Miss Higgins smiled. “They will be kept out of the main hall beginning at dawn tomorrow. We will sweep for electronic listening devices every hour and, of course, we have full antieavesdropping measures in effect now. You scientists will be able to speak your minds without fear of being overheard.”
“What do we do when we aren’t attending conferences?” Lisa asked.
“There are swimming, scuba diving, and tours of one of the local villages. In addition, parties of two or more can catch the ferry over to Spain for a day of shopping if that is your desire. The hotel has also agreed to open the casino each night after dinner, including a floorshow that is considered good by local standards. It is not San Moritz, but it is the best we could do on short notice.
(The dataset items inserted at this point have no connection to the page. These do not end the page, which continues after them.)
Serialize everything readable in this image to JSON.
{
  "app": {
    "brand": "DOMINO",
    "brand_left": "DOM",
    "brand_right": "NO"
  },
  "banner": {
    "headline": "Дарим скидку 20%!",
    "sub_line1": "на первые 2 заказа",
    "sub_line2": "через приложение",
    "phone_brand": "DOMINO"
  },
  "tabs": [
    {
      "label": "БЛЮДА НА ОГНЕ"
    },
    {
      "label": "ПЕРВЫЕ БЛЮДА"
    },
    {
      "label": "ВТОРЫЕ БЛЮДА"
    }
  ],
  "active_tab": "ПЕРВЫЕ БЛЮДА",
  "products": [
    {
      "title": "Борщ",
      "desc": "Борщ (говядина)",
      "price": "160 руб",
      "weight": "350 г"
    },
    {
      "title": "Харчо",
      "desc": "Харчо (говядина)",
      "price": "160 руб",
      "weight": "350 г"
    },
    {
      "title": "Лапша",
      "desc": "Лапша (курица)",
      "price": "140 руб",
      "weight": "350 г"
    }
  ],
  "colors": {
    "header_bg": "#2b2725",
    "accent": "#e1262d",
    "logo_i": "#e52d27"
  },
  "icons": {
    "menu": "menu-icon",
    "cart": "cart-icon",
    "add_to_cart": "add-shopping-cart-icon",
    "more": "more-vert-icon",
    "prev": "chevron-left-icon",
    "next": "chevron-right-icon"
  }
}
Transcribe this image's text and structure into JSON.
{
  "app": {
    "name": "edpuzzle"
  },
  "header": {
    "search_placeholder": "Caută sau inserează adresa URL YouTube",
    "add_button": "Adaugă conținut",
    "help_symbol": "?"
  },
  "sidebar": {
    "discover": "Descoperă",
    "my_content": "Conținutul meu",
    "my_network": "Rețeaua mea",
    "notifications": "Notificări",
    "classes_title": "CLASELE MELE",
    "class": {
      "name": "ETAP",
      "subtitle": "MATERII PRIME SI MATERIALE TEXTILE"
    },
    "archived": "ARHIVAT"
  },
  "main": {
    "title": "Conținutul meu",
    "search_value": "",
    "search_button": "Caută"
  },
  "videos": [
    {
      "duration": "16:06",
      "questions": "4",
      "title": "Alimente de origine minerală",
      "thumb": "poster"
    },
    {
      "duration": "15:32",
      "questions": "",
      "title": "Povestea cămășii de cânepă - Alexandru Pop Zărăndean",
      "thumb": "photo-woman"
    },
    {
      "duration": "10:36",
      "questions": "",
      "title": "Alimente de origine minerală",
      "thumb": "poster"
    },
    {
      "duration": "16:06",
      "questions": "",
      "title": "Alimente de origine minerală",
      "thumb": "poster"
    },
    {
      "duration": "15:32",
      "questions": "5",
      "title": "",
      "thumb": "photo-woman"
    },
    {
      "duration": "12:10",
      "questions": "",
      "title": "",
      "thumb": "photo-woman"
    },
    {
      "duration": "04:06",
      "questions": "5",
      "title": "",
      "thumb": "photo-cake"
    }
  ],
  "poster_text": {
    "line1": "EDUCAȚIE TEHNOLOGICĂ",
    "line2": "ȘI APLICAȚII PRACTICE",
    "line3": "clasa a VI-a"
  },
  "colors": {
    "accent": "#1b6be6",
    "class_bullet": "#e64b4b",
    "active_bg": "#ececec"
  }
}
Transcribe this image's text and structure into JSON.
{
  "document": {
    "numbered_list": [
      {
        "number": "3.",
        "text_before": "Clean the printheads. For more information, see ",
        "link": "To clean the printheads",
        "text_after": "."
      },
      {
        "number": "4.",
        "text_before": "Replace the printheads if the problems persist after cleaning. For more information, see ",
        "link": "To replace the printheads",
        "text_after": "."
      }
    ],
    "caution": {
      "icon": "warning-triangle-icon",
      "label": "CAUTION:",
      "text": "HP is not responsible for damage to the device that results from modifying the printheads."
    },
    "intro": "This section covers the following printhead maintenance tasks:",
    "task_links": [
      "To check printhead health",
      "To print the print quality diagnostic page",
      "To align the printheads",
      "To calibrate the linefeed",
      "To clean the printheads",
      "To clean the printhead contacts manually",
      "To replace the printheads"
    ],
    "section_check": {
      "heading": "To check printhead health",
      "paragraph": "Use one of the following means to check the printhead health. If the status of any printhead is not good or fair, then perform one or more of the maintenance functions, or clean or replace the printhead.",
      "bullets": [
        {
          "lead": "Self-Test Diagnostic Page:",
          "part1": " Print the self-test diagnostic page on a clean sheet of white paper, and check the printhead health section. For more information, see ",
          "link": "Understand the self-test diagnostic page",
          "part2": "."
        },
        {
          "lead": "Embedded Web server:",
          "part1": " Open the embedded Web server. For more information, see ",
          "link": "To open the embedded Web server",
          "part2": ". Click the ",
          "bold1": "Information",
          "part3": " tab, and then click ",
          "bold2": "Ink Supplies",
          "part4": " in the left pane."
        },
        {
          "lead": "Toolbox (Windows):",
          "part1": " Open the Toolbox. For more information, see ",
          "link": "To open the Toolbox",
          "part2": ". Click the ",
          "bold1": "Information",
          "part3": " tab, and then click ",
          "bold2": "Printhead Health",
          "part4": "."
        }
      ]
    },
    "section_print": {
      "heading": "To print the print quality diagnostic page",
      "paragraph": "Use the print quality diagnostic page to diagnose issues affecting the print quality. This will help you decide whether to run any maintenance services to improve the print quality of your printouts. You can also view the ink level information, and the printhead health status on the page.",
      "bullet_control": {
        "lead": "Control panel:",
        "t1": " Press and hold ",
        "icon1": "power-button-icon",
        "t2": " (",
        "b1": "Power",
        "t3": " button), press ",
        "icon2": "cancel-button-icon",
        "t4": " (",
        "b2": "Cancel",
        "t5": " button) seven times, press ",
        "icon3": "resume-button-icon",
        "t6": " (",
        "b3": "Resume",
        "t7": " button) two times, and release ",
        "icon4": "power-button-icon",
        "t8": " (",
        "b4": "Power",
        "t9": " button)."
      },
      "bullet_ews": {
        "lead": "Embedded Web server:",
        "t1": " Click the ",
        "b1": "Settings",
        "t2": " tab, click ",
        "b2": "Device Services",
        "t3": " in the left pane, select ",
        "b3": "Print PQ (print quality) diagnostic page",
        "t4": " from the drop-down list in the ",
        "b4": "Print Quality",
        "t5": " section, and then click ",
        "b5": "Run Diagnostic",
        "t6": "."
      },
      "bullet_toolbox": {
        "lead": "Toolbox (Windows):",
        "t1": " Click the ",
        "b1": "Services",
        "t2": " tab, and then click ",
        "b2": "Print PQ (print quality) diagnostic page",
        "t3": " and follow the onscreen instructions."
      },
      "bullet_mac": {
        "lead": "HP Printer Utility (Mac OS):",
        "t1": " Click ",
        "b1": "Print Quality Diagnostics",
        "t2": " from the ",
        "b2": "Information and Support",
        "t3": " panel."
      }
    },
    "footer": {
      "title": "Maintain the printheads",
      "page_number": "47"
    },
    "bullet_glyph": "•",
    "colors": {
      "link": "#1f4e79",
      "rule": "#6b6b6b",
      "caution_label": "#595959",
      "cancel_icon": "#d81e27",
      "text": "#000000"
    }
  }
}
Now, if none of you have any more questions, we will have Achmed and his people show you to your rooms.”
#
Raoul Bendagar presented his paper on the Sky Flower Nebula to the Astronomy Working Group on the third day of the “Conference on Stellar Evolution.” There was also a Biology Working Group, a Psychiatric Evaluation Group, and even a Technology Assessment Working Group. The latter was slated to depart for Luna to begin studies of the alien derelict. The small audience of specialists listened quietly as Dr. Bendagar pointed out the similarities between the Sky Flower and Crab Nebulas. When he had finished his presentation and the lights came up in the conference room, a small, dark professor of astrophysics from the Sorbonne stood and signaled for attention.
“Dr. Parmentier?”
“I think you have been conned by this pseudo-simian liar, Raoul.”
“Come now, Saul, don’t hold back. Tell us what you really think!”
The joke provoked more laughter than it deserved from the assembled scientists.
“Mock me if you will, but you will never convince me that you can identify a nebula just because some monkey drew a picture that purports to show it seven millennia hence.”
“You have seen our simulations of the Crab’s expansion patterns. They match Sar-Say’s artwork reasonably well.”
“So do half the planetary nebulas in the general catalog. We cannot very well recommend an expedition on the strength of someone’s doodling. Now if he’d taken precise measurements of the pulsar’s rotation rate as viewed from this Zzumer, then we’d have something to sink our teeth into.”
“Sar-Say was a tourist, Saul. How many tourists do you know who carry a timing synchroscope in their luggage?”
“He should have showed more foresight,” the dissenting astronomer replied. There were mutters within the crowd to show that others agreed with him.
Mark Rykand watched his boss handle the heckler with a mixture of irritation and admiration. The irritation came from the fact that he had worked half the night preparing this morning’s presentation. To have its conclusions dismissed so cavalierly was difficult to take. The admiration came from Bendagar’s aplomb at fielding the objection.
Due to a shortage of chairs, Mark had watched the presentation while leaning against the wall at the back of the room. Halfway through the talk, his feet had begun to hurt and he had rested them by periodically shifting his weight. He was not the only one having trouble adjusting to gravity. Dr. Bendagar spent most of his time soaking in the resort pool when he was not attending to conference business.